Die 21-jährige Emma Woodhouse (Anna Joy-Taylor) bewohnt mit ihrem Vater (Bill Nighy) einen Landsitz in einem kleinen Dorf südwestlich von London und verfügt über genügend finanzielle Mittel, um unabhängig zu sein. Allerdings bildet sich die vollkommen unerfahrene junge Frau ein, eine gute Ratgeberin in Heiratsfragen zu sein.

Dass sie dabei in allen Fällen ihres Umfelds katastrophal falsch liegt und sich in ihren Ratschlägen von den Vorurteilen und der Überheblichkeit des eigenen Standes hat leiten lassen, erkennt sie erst spät. Das alles ist recht vergnüglich: Dem Film gelingt es, die Ironie der Romanvorlage in eine vergnügliche und gar nicht gestrige Gesellschaftssatire mit ziemlich bissigen Dialogen zu übersetzen (OmU, 5., 7. & 9. 11., 17 Uhr, 6. 11., 21.30 Uhr, Filmmuseum Potsdam).

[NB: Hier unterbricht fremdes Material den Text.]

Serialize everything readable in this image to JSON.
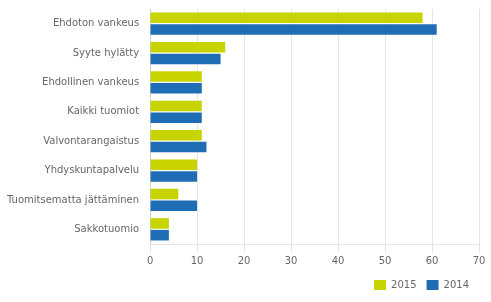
{
  "chart_data": {
    "type": "bar",
    "orientation": "horizontal",
    "categories": [
      "Ehdoton vankeus",
      "Syyte hylätty",
      "Ehdollinen vankeus",
      "Kaikki tuomiot",
      "Valvontarangaistus",
      "Yhdyskuntapalvelu",
      "Tuomitsematta jättäminen",
      "Sakkotuomio"
    ],
    "series": [
      {
        "name": "2015",
        "color": "#c8d400",
        "values": [
          58,
          16,
          11,
          11,
          11,
          10,
          6,
          4
        ]
      },
      {
        "name": "2014",
        "color": "#1f6eb5",
        "values": [
          61,
          15,
          11,
          11,
          12,
          10,
          10,
          4
        ]
      }
    ],
    "xlim": [
      0,
      70
    ],
    "xticks": [
      0,
      10,
      20,
      30,
      40,
      50,
      60,
      70
    ],
    "grid": true,
    "legend": "lower right"
  }
}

Dass mir der Fußballtrainer Otto Rehagel am Herzen liegt, hängt eigentlich mit seinen großen Erfolgen mit der Mannschaft von Werder Bremen zusammen, als man zweimal die Meisterschaft, zweimal den DFB-Pokal und einmal den Europokal der Pokalsieger gewann.

Im Dokumentarfilm „König Otto“ des amerikanischen Regisseurs Christopher André Marks geht es allerdings um die Spätphase des Fußballlehrers aus Essen: Der übernahm 2001 die bis dato komplett erfolglose griechische Nationalmannschaft als Trainer und errang mit dem krassen Außenseiter bei der EM 2004 in Portugal den Titel.

Der Film zeigt, dass hinter dem Erfolg auch eine schöne Annäherung unvereinbar scheinender Systeme steckte: Rehhagels deutsche Disziplin und die schließlich entfachte Leidenschaft der griechischen Spieler kamen kongenial zusammen. Es entstanden Freundschaften und viel Respekt (10. 11., 20.15 Uhr, Cubix am Alexanderplatz).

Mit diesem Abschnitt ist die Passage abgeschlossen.